BUFFALO’S BUSINESS
Incomes here are up, but still lag U. S.
Updated: 08/31/08 6:19 AM
Here’s something to brighten your Labor Day: You were quite a bit better off last year than you were in 2006.
The U. S. Census Bureau reported last week that median household incomes in the Buffalo Niagara region grew by 4.7 percent in 2007, which was more than three times faster than the 1.3 percent national average.
Even so, it’s hardly a cakewalk for workers here, because we’re a lot poorer than most Americans. The region’s median household income of $44,843 is almost 12 percent lower than the nationwide median of $50,740.
Even among our upstate neighbors, the Buffalo Niagara region stands out as a relative poorhouse. Median incomes in Albany are more than $10,000 higher, easily topping the national average, while they’re $5,650 more in Rochester and more than $3,750 higher in Syracuse than they are here.
The Buffalo Niagara region is being squeezed on both ends of the income spectrum. While we’re roughly on par with the rest of the country in the lower end of the middle-income range, we have 17 percent more households with low incomes and almost a third fewer households earning high incomes.
For instance, 28 percent of the households here have median incomes of $25,000 or less, compared with 24 percent nationally. And just 9.1 percent of the households here have median incomes of $125,000 or more, compared with 12.1 percent nationally.

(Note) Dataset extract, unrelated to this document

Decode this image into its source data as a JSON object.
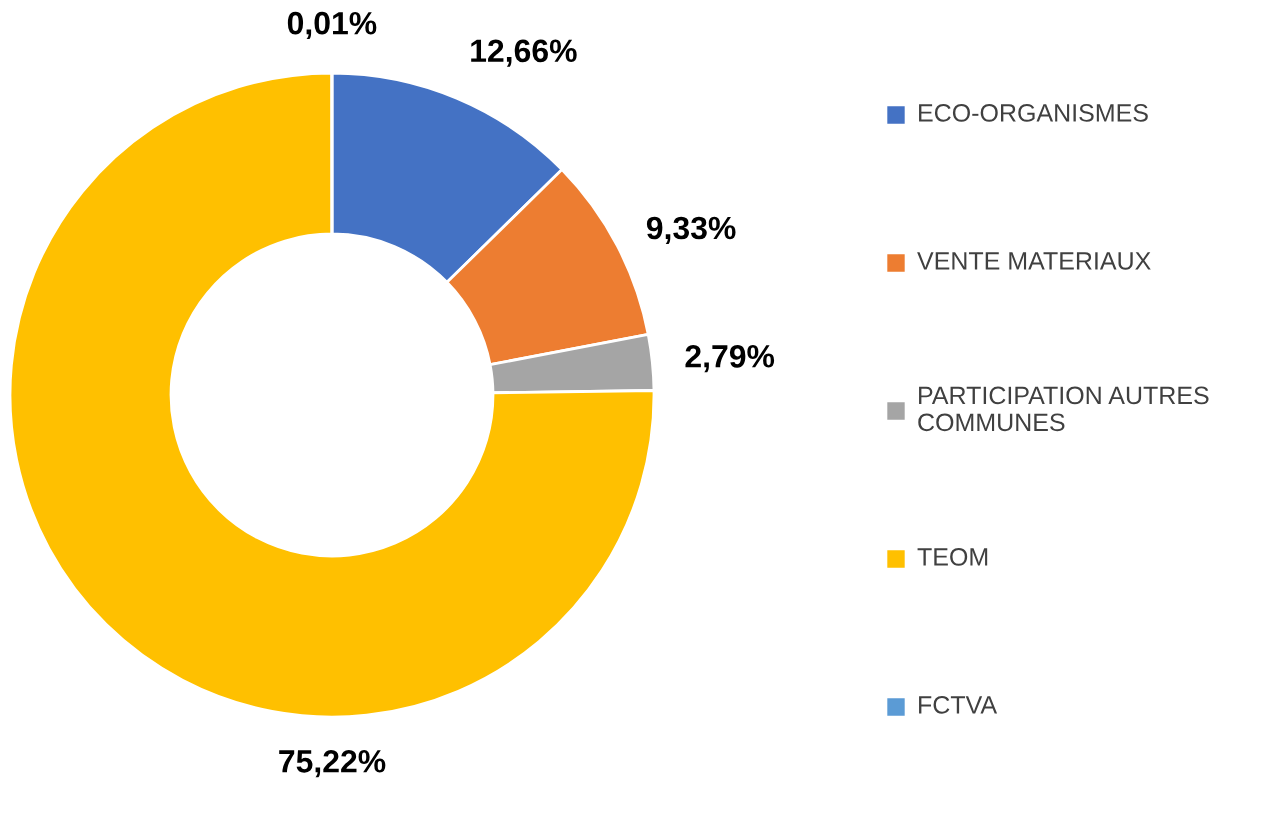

Even the region’s wealthiest households lag the rest of the country. The top 5 percent of households here earn an average of $263,000, 15 percent less than the $311,400 national average.
Yet among households with incomes between $25,000 and $75,000, we’re right in step with the national average of just below 45 percent.
The unfortunate reality is that times have been pretty tough on the working class folks for a while. On a national basis, the rich are getting richer, while the rest of us struggle.
“Labor Day 2008 finds New York workers facing a shrinking economy and falling real wages, as inflation rises to levels not seen in 17 years,” says James Parrott, the deputy director and chief economist for the Albany-based Fiscal Policy Institute and the author of a new study on the rise in unemployment statewide.
That’s bad news for a New York work force that, for the most part, is working harder, smarter and more efficiently than ever before.
Nationally, the median earnings for full-time male workers today are a smidge less than they were in 1972. The only reason the overall median earnings figure is up is that full-time women have made considerable strides in narrowing the still-yawning wage gap with their male counterparts.
The long-term trends haven’t been favorable for most workers. Median household incomes last year were almost 2 percent lower than they were in 2000, the product of slow wage growth, declining manufacturing and fewer hours worked, according to an updated report on “The State of Working America” released last week by the Economic Policy Institute, a Washington, D. C., think tank.
While productivity has soared, much of the benefits have gone to the richest of the rich, which rightly includes the investors who provided the money for the new equipment and technology that helped make workers more productive. From 1989 to 2007, a typical worker’s income grew just 10 percent, but it tripled for the richest 1 percent of Americans.
“While most Americans were struggling, the good times were rolling among the top 10 percent” of the highest-income households, notes economist Lawrence Mishel, the Economic Policy Institute’s president and a co-author of the study.